- Born: 1968 (age 57–58) Putian, Fujian
- Citizenship: China
- Education: Tongji University (BSc) University of Texas at Austin (MSc, PhD)
- Occupation: Computer scientist

= Chen Jin (computer scientist) =

Chinese computer scientist

Chen Jin (陈进 (Chén Jìn); born in 1968) is a Chinese computer scientist.

Chen was born in Putian, Fujian, in 1968, along with a twin brother. He earned a bachelor's degree from Tongji University in Shanghai and in 1991, moved to the United States to study computer engineering at the University of Texas at Austin. In 1998, he earned a Ph.D. there while working at Motorola's Austin research center. Chen moved back to China in 2000 and worked at Shanghai Jiao Tong University.

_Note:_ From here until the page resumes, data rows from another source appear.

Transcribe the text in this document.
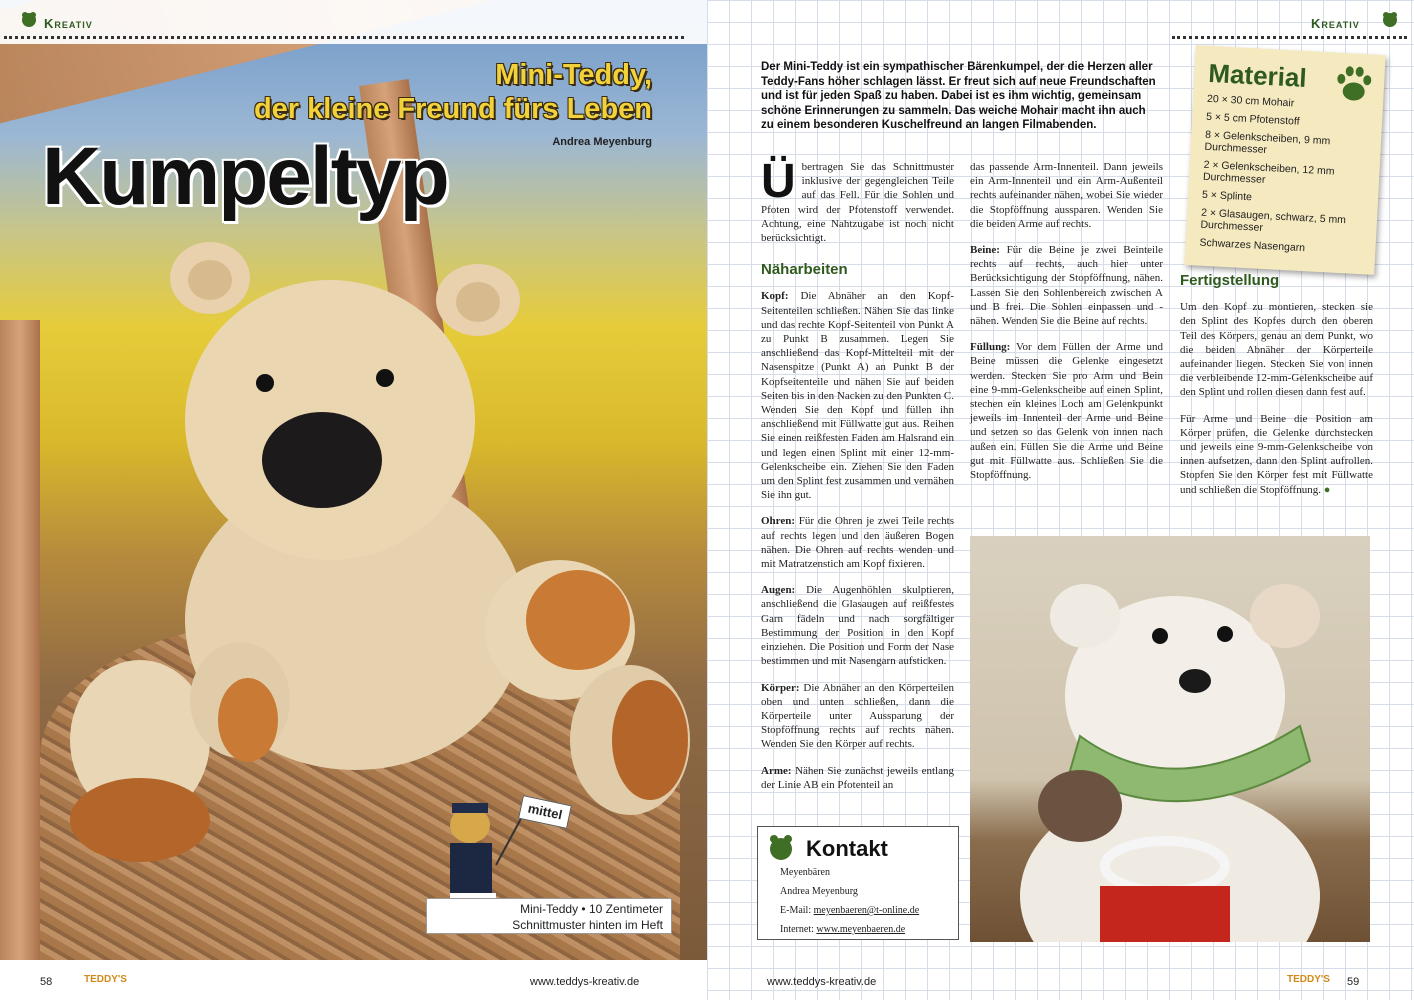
Kreativ
Mini-Teddy,
der kleine Freund fürs Leben
Andrea Meyenburg
Kumpeltyp
mittel
Mini-Teddy • 10 Zentimeter
Schnittmuster hinten im Heft
58	TEDDY'S	www.teddys-kreativ.de
Kreativ
Der Mini-Teddy ist ein sympathischer Bärenkumpel, der die Herzen aller Teddy-Fans höher schlagen lässt. Er freut sich auf neue Freundschaften und ist für jeden Spaß zu haben. Dabei ist es ihm wichtig, gemeinsam schöne Erinnerungen zu sammeln. Das weiche Mohair macht ihn auch zu einem besonderen Kuschelfreund an langen Filmabenden.

Übertragen Sie das Schnittmuster inklusive der gegengleichen Teile auf das Fell. Für die Sohlen und Pfoten wird der Pfotenstoff verwendet. Achtung, eine Nahtzugabe ist noch nicht berücksichtigt.

Näharbeiten

Kopf: Die Abnäher an den Kopf-Seitenteilen schließen. Nähen Sie das linke und das rechte Kopf-Seitenteil von Punkt A zu Punkt B zusammen. Legen Sie anschließend das Kopf-Mittelteil mit der Nasenspitze (Punkt A) an Punkt B der Kopfseitenteile und nähen Sie auf beiden Seiten bis in den Nacken zu den Punkten C. Wenden Sie den Kopf und füllen ihn anschließend mit Füllwatte gut aus. Reihen Sie einen reißfesten Faden am Halsrand ein und legen einen Splint mit einer 12-mm-Gelenkscheibe ein. Ziehen Sie den Faden um den Splint fest zusammen und vernähen Sie ihn gut.

Ohren: Für die Ohren je zwei Teile rechts auf rechts legen und den äußeren Bogen nähen. Die Ohren auf rechts wenden und mit Matratzenstich am Kopf fixieren.

Augen: Die Augenhöhlen skulptieren, anschließend die Glasaugen auf reißfestes Garn fädeln und nach sorgfältiger Bestimmung der Position in den Kopf einziehen. Die Position und Form der Nase bestimmen und mit Nasengarn aufsticken.

Körper: Die Abnäher an den Körperteilen oben und unten schließen, dann die Körperteile unter Aussparung der Stopföffnung rechts auf rechts nähen. Wenden Sie den Körper auf rechts.

Arme: Nähen Sie zunächst jeweils entlang der Linie AB ein Pfotenteil an

das passende Arm-Innenteil. Dann jeweils ein Arm-Innenteil und ein Arm-Außenteil rechts aufeinander nähen, wobei Sie wieder die Stopföffnung aussparen. Wenden Sie die beiden Arme auf rechts.

Beine: Für die Beine je zwei Beinteile rechts auf rechts, auch hier unter Berücksichtigung der Stopföffnung, nähen. Lassen Sie den Sohlenbereich zwischen A und B frei. Die Sohlen einpassen und -nähen. Wenden Sie die Beine auf rechts.

Füllung: Vor dem Füllen der Arme und Beine müssen die Gelenke eingesetzt werden. Stecken Sie pro Arm und Bein eine 9-mm-Gelenkscheibe auf einen Splint, stechen ein kleines Loch am Gelenkpunkt jeweils im Innenteil der Arme und Beine und setzen so das Gelenk von innen nach außen ein. Füllen Sie die Arme und Beine gut mit Füllwatte aus. Schließen Sie die Stopföffnung.

Material
20 × 30 cm Mohair
5 × 5 cm Pfotenstoff
8 × Gelenkscheiben, 9 mm Durchmesser
2 × Gelenkscheiben, 12 mm Durchmesser
5 × Splinte
2 × Glasaugen, schwarz, 5 mm Durchmesser
Schwarzes Nasengarn
Fertigstellung

Um den Kopf zu montieren, stecken sie den Splint des Kopfes durch den oberen Teil des Körpers, genau an dem Punkt, wo die beiden Abnäher der Körperteile aufeinander liegen. Stecken Sie von innen die verbleibende 12-mm-Gelenkscheibe auf den Splint und rollen diesen dann fest auf.

Für Arme und Beine die Position am Körper prüfen, die Gelenke durchstecken und jeweils eine 9-mm-Gelenkscheibe von innen aufsetzen, dann den Splint aufrollen. Stopfen Sie den Körper fest mit Füllwatte und schließen die Stopföffnung. ●

Kontakt
Meyenbären
Andrea Meyenburg
E-Mail: meyenbaeren@t-online.de
Internet: www.meyenbaeren.de
www.teddys-kreativ.de	TEDDY'S 59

In 2003, Chen announced a breakthrough in microchip design. The Chinese government, eager to develop an indigenous hi-tech industry, greeted the news with great delight. He was appointed Dean of Microelectronics at Shanghai Jiao Tong University and promised to deliver newer chips Hanxin II and III in 2004. However, it was proven to be fraudulent as a whistleblower revealed that the Hanxin chip was not his creation. This resulted in his expulsion and possible criminal investigation by authorities.